# Hitachi Problem



## TXMichelle (Feb 21, 2008)

Sorry I don't have the model number right now, but will post it later if necessary.

We bought this TV in 2006 and it's a rear projection. First thing the light engine went out or was bad.

Current problem is very frustrating and our Circuit City Tech seems unable to fix the problem.

About 6 months ago, every time you turn the TV on, it has a purple haze to the whole screen. Tech came out....wiggled the HDMI cable and it was fixed.

Next day, same problem. Every time we have the TV turned off for a period of time, you have to unplug and replug the HDMI cable.

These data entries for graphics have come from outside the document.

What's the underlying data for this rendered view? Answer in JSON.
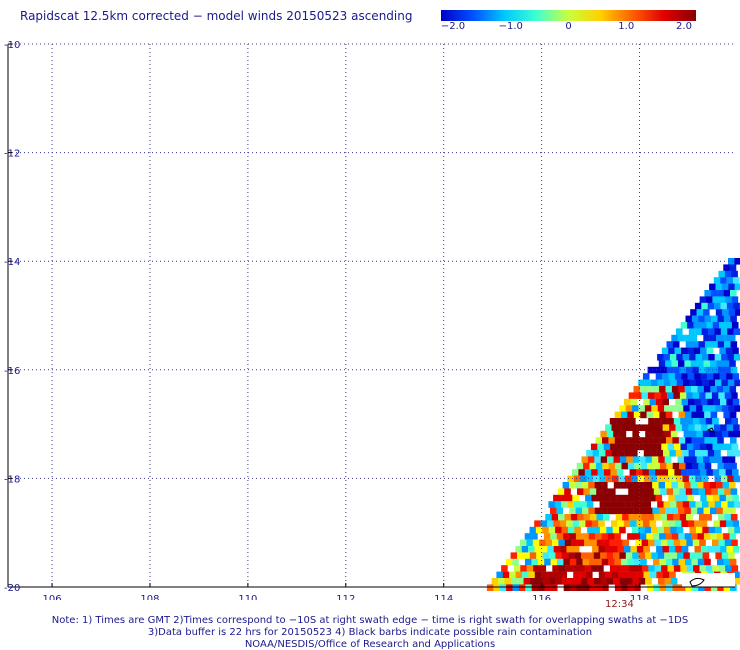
{
  "title": "Rapidscat 12.5km corrected − model winds 20150523 ascending",
  "colorbar": {
    "labels": [
      "−2.0",
      "−1.0",
      "0",
      "1.0",
      "2.0"
    ],
    "min": -2.0,
    "max": 2.0,
    "colors": [
      "#0000c8",
      "#0050ff",
      "#00c8ff",
      "#40ffd0",
      "#c8ff40",
      "#ffd000",
      "#ff6000",
      "#e00000",
      "#8b0000"
    ]
  },
  "map": {
    "lat_labels": [
      "-10",
      "-12",
      "-14",
      "-16",
      "-18",
      "-20"
    ],
    "lon_labels": [
      "106",
      "108",
      "110",
      "112",
      "114",
      "116",
      "118"
    ],
    "lat_range": [
      -20,
      -10
    ],
    "lon_range": [
      105,
      120
    ],
    "grid": "dotted",
    "swath_time": "12:34"
  },
  "notes": [
    "Note: 1) Times are GMT 2)Times correspond to −10S at right swath edge − time is right swath for overlapping swaths at −1DS",
    "3)Data buffer is 22 hrs for 20150523 4) Black barbs indicate possible rain contamination",
    "NOAA/NESDIS/Office of Research and Applications"
  ]
}
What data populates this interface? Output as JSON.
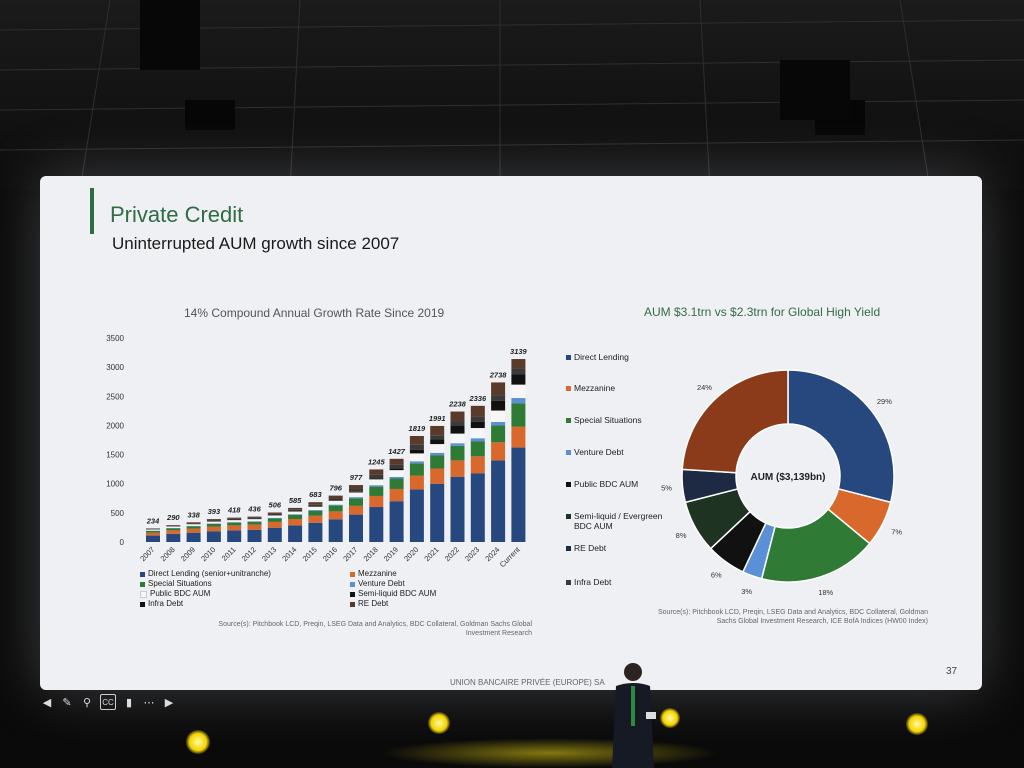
{
  "slide": {
    "title": "Private Credit",
    "subtitle": "Uninterrupted AUM growth since 2007",
    "left_chart_title": "14% Compound Annual Growth Rate Since 2019",
    "right_chart_title": "AUM $3.1trn vs $2.3trn for Global High Yield",
    "source_left": "Source(s): Pitchbook LCD, Preqin, LSEG Data and Analytics, BDC Collateral, Goldman Sachs Global Investment Research",
    "source_right": "Source(s): Pitchbook LCD, Preqin, LSEG Data and Analytics, BDC Collateral, Goldman Sachs Global Investment Research, ICE BofA Indices (HW00 Index)",
    "footer": "UNION BANCAIRE PRIVÉE (EUROPE) SA",
    "page_number": "37",
    "colors": {
      "accent": "#2f6b45",
      "screen_bg": "#eef0f3"
    }
  },
  "chart_data": [
    {
      "type": "bar",
      "stacked": true,
      "title": "14% Compound Annual Growth Rate Since 2019",
      "categories": [
        "2007",
        "2008",
        "2009",
        "2010",
        "2011",
        "2012",
        "2013",
        "2014",
        "2015",
        "2016",
        "2017",
        "2018",
        "2019",
        "2020",
        "2021",
        "2022",
        "2023",
        "2024",
        "Current"
      ],
      "totals": [
        234,
        290,
        338,
        393,
        418,
        436,
        506,
        585,
        683,
        796,
        977,
        1245,
        1427,
        1819,
        1991,
        2238,
        2336,
        2738,
        3139
      ],
      "total_labels": [
        "234",
        "290",
        "338",
        "393",
        "418",
        "436",
        "506",
        "585",
        "683",
        "796",
        "977",
        "1245",
        "1427",
        "1819",
        "1991",
        "2238",
        "2336",
        "2738",
        "3139"
      ],
      "ylim": [
        0,
        3500
      ],
      "yticks": [
        "0",
        "500",
        "1000",
        "1500",
        "2000",
        "2500",
        "3000",
        "3500"
      ],
      "series": [
        {
          "name": "Direct Lending (senior+unitranche)",
          "color": "#27477f",
          "values": [
            110,
            140,
            160,
            185,
            200,
            210,
            245,
            285,
            330,
            390,
            470,
            600,
            700,
            900,
            1000,
            1120,
            1180,
            1400,
            1620
          ]
        },
        {
          "name": "Mezzanine",
          "color": "#d9682c",
          "values": [
            50,
            60,
            70,
            80,
            85,
            88,
            100,
            110,
            120,
            135,
            150,
            190,
            210,
            240,
            260,
            280,
            290,
            310,
            360
          ]
        },
        {
          "name": "Special Situations",
          "color": "#2f7a34",
          "values": [
            30,
            35,
            40,
            45,
            48,
            50,
            60,
            70,
            85,
            100,
            130,
            160,
            180,
            210,
            230,
            250,
            260,
            290,
            400
          ]
        },
        {
          "name": "Venture Debt",
          "color": "#5b8fd6",
          "values": [
            5,
            6,
            7,
            8,
            8,
            9,
            10,
            12,
            14,
            16,
            20,
            25,
            28,
            35,
            40,
            45,
            50,
            60,
            90
          ]
        },
        {
          "name": "Public BDC AUM",
          "color": "#f6f6f6",
          "values": [
            20,
            25,
            28,
            32,
            34,
            35,
            40,
            45,
            55,
            65,
            80,
            100,
            115,
            135,
            150,
            165,
            175,
            195,
            230
          ]
        },
        {
          "name": "Semi-liquid BDC AUM",
          "color": "#111111",
          "values": [
            0,
            0,
            0,
            0,
            0,
            0,
            0,
            0,
            0,
            0,
            10,
            20,
            30,
            60,
            80,
            130,
            110,
            170,
            180
          ]
        },
        {
          "name": "Infra Debt",
          "color": "#3a3a3a",
          "values": [
            10,
            12,
            15,
            20,
            22,
            22,
            26,
            30,
            35,
            40,
            50,
            60,
            64,
            89,
            71,
            78,
            81,
            90,
            89
          ]
        },
        {
          "name": "RE Debt",
          "color": "#5a3a2a",
          "values": [
            9,
            12,
            18,
            23,
            21,
            22,
            25,
            33,
            44,
            50,
            67,
            90,
            100,
            150,
            160,
            170,
            190,
            223,
            170
          ]
        }
      ]
    },
    {
      "type": "pie",
      "donut": true,
      "title": "AUM $3.1trn vs $2.3trn for Global High Yield",
      "center_label": "AUM ($3,139bn)",
      "slices": [
        {
          "name": "Direct Lending",
          "value": 29,
          "label": "29%",
          "color": "#27477f"
        },
        {
          "name": "Mezzanine",
          "value": 7,
          "label": "7%",
          "color": "#d9682c"
        },
        {
          "name": "Special Situations",
          "value": 18,
          "label": "18%",
          "color": "#2f7a34"
        },
        {
          "name": "Venture Debt",
          "value": 3,
          "label": "3%",
          "color": "#5b8fd6"
        },
        {
          "name": "Public BDC AUM",
          "value": 6,
          "label": "6%",
          "color": "#111111"
        },
        {
          "name": "Semi-liquid / Evergreen BDC AUM",
          "value": 8,
          "label": "8%",
          "color": "#1f3323"
        },
        {
          "name": "RE Debt",
          "value": 5,
          "label": "5%",
          "color": "#1e2a44"
        },
        {
          "name": "Infra Debt",
          "value": 24,
          "label": "24%",
          "color": "#8b3b1a"
        }
      ]
    }
  ],
  "donut_legend": [
    {
      "label": "Direct Lending",
      "color": "#27477f"
    },
    {
      "label": "Mezzanine",
      "color": "#d9682c"
    },
    {
      "label": "Special Situations",
      "color": "#2f7a34"
    },
    {
      "label": "Venture Debt",
      "color": "#5b8fd6"
    },
    {
      "label": "Public BDC AUM",
      "color": "#111111"
    },
    {
      "label": "Semi-liquid / Evergreen BDC AUM",
      "color": "#1f3323"
    },
    {
      "label": "RE Debt",
      "color": "#1e2a44"
    },
    {
      "label": "Infra Debt",
      "color": "#3a3a3a"
    }
  ],
  "bar_legend": [
    {
      "label": "Direct Lending (senior+unitranche)",
      "color": "#27477f"
    },
    {
      "label": "Mezzanine",
      "color": "#d9682c"
    },
    {
      "label": "Special Situations",
      "color": "#2f7a34"
    },
    {
      "label": "Venture Debt",
      "color": "#5b8fd6"
    },
    {
      "label": "Public BDC AUM",
      "color": "#f6f6f6"
    },
    {
      "label": "Semi-liquid BDC AUM",
      "color": "#111111"
    },
    {
      "label": "Infra Debt",
      "color": "#111111"
    },
    {
      "label": "RE Debt",
      "color": "#5a3a2a"
    }
  ],
  "toolbar_icons": [
    "back-icon",
    "pen-icon",
    "zoom-icon",
    "captions-icon",
    "camera-icon",
    "more-icon",
    "forward-icon"
  ],
  "toolbar_glyphs": [
    "◀",
    "✎",
    "⚲",
    "CC",
    "▮",
    "⋯",
    "▶"
  ]
}
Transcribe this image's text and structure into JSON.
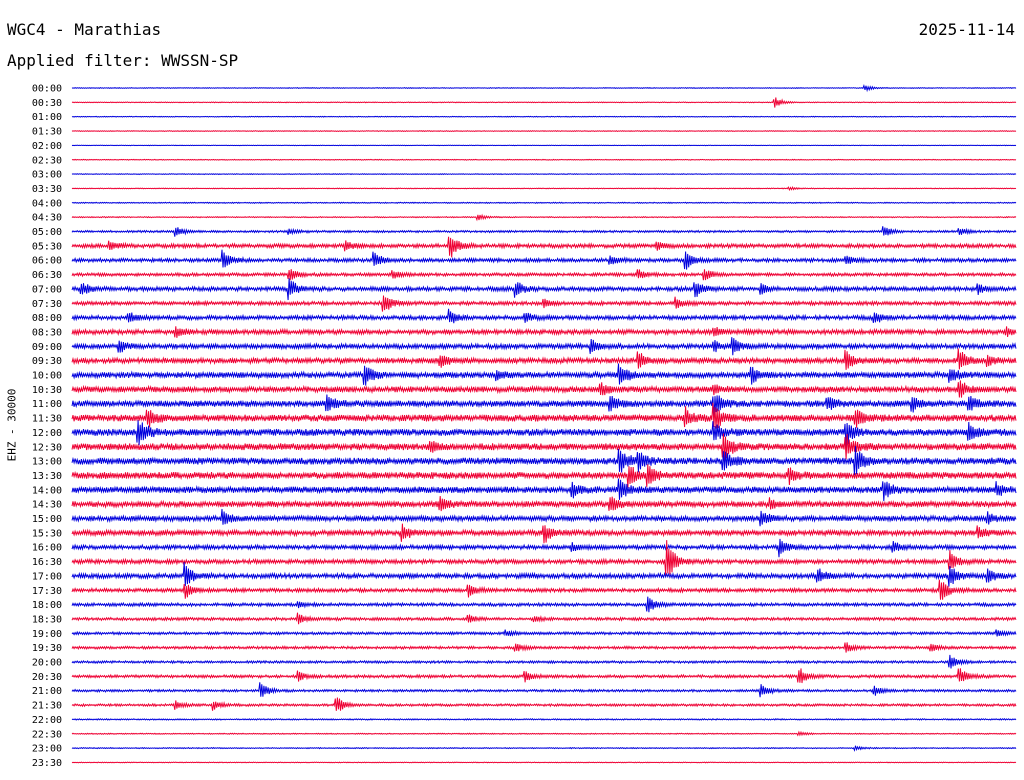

He has updated the software and replaced and huge part that cosisted of a circuit board and all sorts of other components.....we replaced the HDMI cable and switched out the Verizon FIOS DVR. 

Problem is still there.

Any ideas??

Thanks.


----------



## yustr (Sep 27, 2004)

First of all, welcome to TSF. We're glad you found the best place on the web...:wave:

If its under warranty from the factory - call Hitachi directly. 

If you're on the CC extended warranty - look to see if there's a lemon clause in the policy. Then keep calling them back until you can employ that clause. Make sure to get a copy of each service order. It won't get your TV fixed but it might get you a new one.


----------